C＃解析引號內的文本

Question

我正在開發一種簡單的小搜索機制，我希望允許用戶搜索帶有空格的文本塊。 例如，用戶可以搜索一個人的名字：

姓名： John Smith

然后，我將"John Smith".Split(' ')分為兩個元素組成的數組{"John","Smith"} 。 然后，我首先返回所有與“ John”和“ Smith”匹配的記錄，然后返回與"John" OR "Smith."匹配的記錄"John" OR "Smith." 然后，我不返回任何記錄而沒有匹配項。 這不是一個復雜的場景，我已經完成了這一部分。

我現在希望能夠允許用戶僅返回與“ John Smith”匹配的記錄

我想使用基本的引號語法進行搜索。 因此，如果用戶要搜索“ John Smith”或風中奇緣，他們將輸入：“ John Smith”風中奇緣。 術語的順序是絕對無關緊要的。 “約翰·史密斯”沒有比風中奇緣優先，因為他在名單中排名第一。

關於如何解析輸入，我有兩個主要思路。

A) Using regular expression then parsing stuff (IndexOf, Split)
B) Using only the parsing methods

我認為一個邏輯上的行動點是找到引號中的內容； 然后將其從原始字符串中刪除，然后將其插入單獨的列表中。 然后，可以將原始字符串中剩下的所有內容拆分到該空間上，並插入到該單獨的列表中。 如果有一個引號或一個奇數，則只需將其從列表中刪除。

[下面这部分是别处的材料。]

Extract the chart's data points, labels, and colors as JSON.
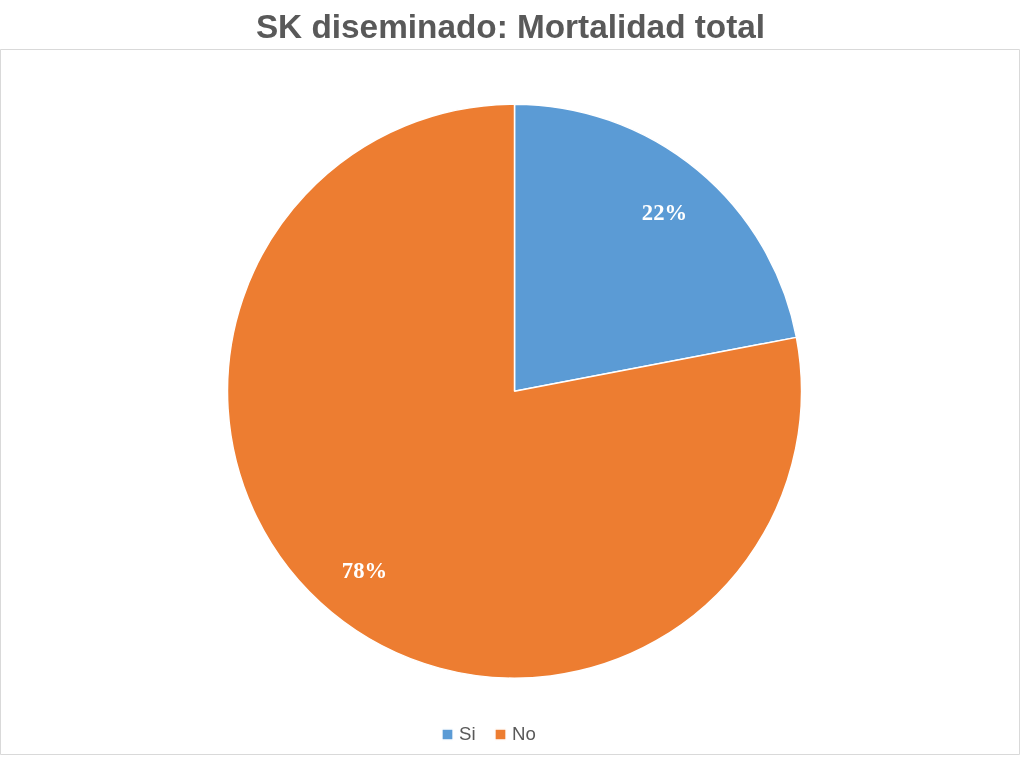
{
  "chart_data": {
    "type": "pie",
    "title": "SK diseminado: Mortalidad total",
    "categories": [
      "Si",
      "No"
    ],
    "values": [
      22,
      78
    ],
    "colors": [
      "#5b9bd5",
      "#ed7d31"
    ],
    "value_labels": [
      "22%",
      "78%"
    ],
    "legend": "bottom"
  }
}
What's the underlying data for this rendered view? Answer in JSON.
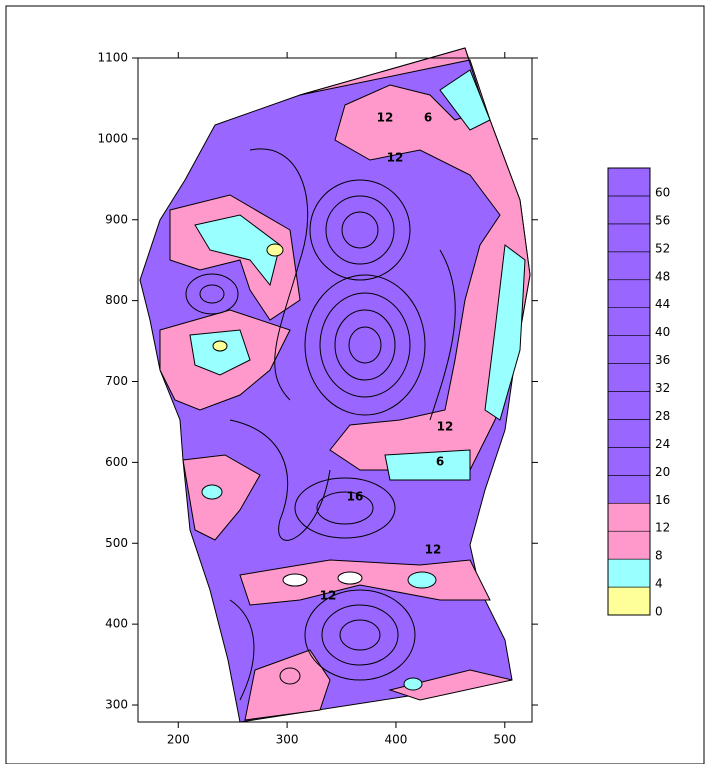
{
  "chart_data": {
    "type": "contour",
    "xlim": [
      163,
      525
    ],
    "ylim": [
      279,
      1100
    ],
    "xticks": [
      200,
      300,
      400,
      500
    ],
    "yticks": [
      300,
      400,
      500,
      600,
      700,
      800,
      900,
      1000,
      1100
    ],
    "colorbar": {
      "levels": [
        0,
        4,
        8,
        12,
        16,
        20,
        24,
        28,
        32,
        36,
        40,
        44,
        48,
        52,
        56,
        60
      ],
      "colors": [
        "#ffff99",
        "#99ffff",
        "#ff99cc",
        "#ff99cc",
        "#9966ff",
        "#9966ff",
        "#9966ff",
        "#9966ff",
        "#9966ff",
        "#9966ff",
        "#9966ff",
        "#9966ff",
        "#9966ff",
        "#9966ff",
        "#9966ff",
        "#9966ff"
      ]
    },
    "annotations": [
      "12",
      "6",
      "12",
      "12",
      "6",
      "16",
      "12",
      "12"
    ]
  }
}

如何在正則表達式中找到匹配？ 我知道regex.Replace，但是如何遍歷匹配項並將其插入列表中。 我知道有一些使用MatchEvaluator委托和linq的巧妙方法，但是我基本上不了解C＃中的regex。

Answer 1

編輯：刷新后回到此選項卡，但未意識到此問題已得到回答...接受的答案更好。

我認為首先使用正則表達式刪除引號中的內容是個好主意。 也許是這樣的：

String sampleInput = "\"John Smith\" Pocahontas Bambi \"Jane Doe\" Aladin";

//Create regex pattern
Regex regex = new Regex("\"([^\".]+)\"");

List<string> searches = new List<string>();

//Loop through all matches from regex
foreach (Match match in regex.Matches(sampleInput))
{
    //add the match value for the 2nd group to the list
    //(1st group is the entire match)
    //(2nd group is the first parenthesis group in the defined regex pattern
    //   which in this case is the text inside the quotes)
    searches.Add(match.Groups[1].Value);
}

//remove the matches from the input
sampleInput = regex.Replace(sampleInput, String.Empty);

//split the remaining input and add the result to our searches list
searches.AddRange(sampleInput.Split(new char[] {' '}, StringSplitOptions.RemoveEmptyEntries));

Answer 2

我需要與Shawn相同的功能，但我不想使用正則表達式。 這是我想出的一個簡單解決方案，它對需要此功能的其他任何人使用Split（）而不是regex。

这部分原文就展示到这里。